King looked up as his mother approached. He folded the letter and put it into his pocket.
“Mother,” he said, “I may as well tell you something. You won’t approve of it, and that is why I must tell you. From the hour I first saw Miss Linton I’ve been unable to forget her. I know, by every sign, that she is all she seems to be. I can’t let her go out of my life without an effort to keep her. I’m going to keep her, if I can.”
Two hours later R.P. Burns, M.D., was summoned to the bedside of Mrs. Alexander King. He sat down beside the limp form, felt the pulse, laid his hand upon the shaking shoulder of the prostrate lady, who had gone down before her son’s decision, gentle though his manner with her had been. She had argued, prayed, entreated, wept, but she had not been able to shake his purpose. Now she was reaping the consequences of her agitation.
“My son, my only boy,” she moaned as Burns asked her to tell him her trouble, “after all these years of his being such a man, to change suddenly into a willful boy again! It’s inconceivable; it’s not possible! Doctor, you must tell him, you must argue with him. He can’t marry this girl, he can’t! Why, he doesn’t even know the place she comes from, to say nothing of who she is—her family, her position in life. She must be a common sort of creature to follow him up so; you know she must. I can’t have it; I will not have it! You must tell him so!”
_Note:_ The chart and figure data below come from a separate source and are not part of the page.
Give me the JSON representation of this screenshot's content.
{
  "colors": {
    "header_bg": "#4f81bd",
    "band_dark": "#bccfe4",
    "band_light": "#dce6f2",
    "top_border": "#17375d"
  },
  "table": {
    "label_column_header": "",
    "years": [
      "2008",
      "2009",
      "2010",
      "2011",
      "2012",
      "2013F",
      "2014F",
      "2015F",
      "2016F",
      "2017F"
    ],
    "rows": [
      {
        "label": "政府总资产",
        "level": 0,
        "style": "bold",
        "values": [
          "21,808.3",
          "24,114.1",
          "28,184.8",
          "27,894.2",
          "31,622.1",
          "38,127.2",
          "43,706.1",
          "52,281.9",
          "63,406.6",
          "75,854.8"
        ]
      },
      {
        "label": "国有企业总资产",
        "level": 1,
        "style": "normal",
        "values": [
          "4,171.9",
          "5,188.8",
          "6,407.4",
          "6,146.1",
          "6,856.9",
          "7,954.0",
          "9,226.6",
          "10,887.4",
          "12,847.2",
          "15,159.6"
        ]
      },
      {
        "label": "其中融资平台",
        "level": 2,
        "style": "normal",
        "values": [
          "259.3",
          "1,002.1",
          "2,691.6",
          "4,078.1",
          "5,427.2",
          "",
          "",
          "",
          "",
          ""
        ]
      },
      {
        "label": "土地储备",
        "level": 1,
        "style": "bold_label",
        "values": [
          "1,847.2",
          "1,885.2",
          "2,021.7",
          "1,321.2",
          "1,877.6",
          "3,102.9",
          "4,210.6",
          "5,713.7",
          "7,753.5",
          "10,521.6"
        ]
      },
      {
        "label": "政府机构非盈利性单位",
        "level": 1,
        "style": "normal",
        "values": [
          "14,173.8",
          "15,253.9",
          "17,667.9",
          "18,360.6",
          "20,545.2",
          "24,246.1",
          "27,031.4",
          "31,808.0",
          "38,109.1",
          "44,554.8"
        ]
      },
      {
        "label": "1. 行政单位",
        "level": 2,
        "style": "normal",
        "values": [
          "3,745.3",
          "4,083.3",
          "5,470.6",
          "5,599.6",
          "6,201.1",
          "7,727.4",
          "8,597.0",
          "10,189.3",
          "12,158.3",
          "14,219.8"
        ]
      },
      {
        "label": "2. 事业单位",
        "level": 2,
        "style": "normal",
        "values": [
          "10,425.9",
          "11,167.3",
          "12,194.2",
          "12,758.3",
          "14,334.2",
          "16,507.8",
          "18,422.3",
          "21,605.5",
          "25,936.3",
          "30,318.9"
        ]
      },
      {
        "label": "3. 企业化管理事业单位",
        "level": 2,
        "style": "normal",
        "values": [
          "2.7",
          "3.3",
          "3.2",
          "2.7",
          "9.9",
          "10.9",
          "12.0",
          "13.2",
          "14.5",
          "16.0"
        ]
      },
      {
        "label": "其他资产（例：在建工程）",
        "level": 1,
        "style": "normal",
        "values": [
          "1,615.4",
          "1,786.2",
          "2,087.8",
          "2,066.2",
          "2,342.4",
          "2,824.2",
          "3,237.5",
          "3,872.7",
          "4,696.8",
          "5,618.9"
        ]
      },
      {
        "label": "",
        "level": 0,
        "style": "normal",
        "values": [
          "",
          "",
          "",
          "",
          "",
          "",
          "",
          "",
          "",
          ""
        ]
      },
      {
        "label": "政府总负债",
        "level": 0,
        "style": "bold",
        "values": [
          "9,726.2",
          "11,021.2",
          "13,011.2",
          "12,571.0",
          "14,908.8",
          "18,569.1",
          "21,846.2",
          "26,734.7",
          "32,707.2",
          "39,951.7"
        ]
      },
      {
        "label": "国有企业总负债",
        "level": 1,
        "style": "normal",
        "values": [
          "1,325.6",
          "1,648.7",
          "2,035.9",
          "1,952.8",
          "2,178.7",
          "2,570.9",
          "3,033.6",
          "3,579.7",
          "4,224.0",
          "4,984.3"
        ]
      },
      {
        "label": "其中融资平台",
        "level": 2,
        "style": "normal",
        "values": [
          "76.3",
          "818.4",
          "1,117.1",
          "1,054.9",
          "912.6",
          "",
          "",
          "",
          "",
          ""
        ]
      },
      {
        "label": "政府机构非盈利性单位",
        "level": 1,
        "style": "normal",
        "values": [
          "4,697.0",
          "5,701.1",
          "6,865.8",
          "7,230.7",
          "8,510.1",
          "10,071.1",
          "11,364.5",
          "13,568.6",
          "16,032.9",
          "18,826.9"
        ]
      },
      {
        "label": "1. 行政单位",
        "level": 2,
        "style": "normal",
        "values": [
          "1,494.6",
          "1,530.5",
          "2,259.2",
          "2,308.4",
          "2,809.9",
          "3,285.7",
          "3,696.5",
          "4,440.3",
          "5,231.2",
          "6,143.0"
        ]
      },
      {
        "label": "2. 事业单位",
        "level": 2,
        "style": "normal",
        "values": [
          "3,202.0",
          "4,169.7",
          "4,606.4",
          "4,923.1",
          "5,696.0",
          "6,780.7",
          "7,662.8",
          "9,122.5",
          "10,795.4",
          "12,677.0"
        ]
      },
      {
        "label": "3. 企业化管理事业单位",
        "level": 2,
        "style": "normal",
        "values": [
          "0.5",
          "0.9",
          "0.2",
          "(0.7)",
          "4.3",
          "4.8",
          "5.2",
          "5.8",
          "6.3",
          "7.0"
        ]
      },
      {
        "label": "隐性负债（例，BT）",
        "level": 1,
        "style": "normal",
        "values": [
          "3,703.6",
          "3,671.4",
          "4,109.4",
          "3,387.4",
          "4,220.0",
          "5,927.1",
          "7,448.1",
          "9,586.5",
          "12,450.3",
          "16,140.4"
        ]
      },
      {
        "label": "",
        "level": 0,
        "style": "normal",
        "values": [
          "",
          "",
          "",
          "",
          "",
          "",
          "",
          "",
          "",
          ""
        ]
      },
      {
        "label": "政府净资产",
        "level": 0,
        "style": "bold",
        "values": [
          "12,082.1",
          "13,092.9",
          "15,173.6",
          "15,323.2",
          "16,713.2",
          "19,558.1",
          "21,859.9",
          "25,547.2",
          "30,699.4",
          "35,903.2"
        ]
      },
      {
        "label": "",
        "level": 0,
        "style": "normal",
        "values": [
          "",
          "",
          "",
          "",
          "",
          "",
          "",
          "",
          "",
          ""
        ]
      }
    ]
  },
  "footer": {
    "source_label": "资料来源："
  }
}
Burns considered. There was a curious light in his eyes. “My dear lady,” he said gently at length, “Jordan is a man; you can’t control him. He is a mighty manly man, too—as his frankly telling you his intention proves. Most sons would have kept their plans to themselves, and simply have brought the mother home her new daughter some day without any warning. As for Miss Linton, I assure you she is a lady—as it seems to me you must have seen for yourself.”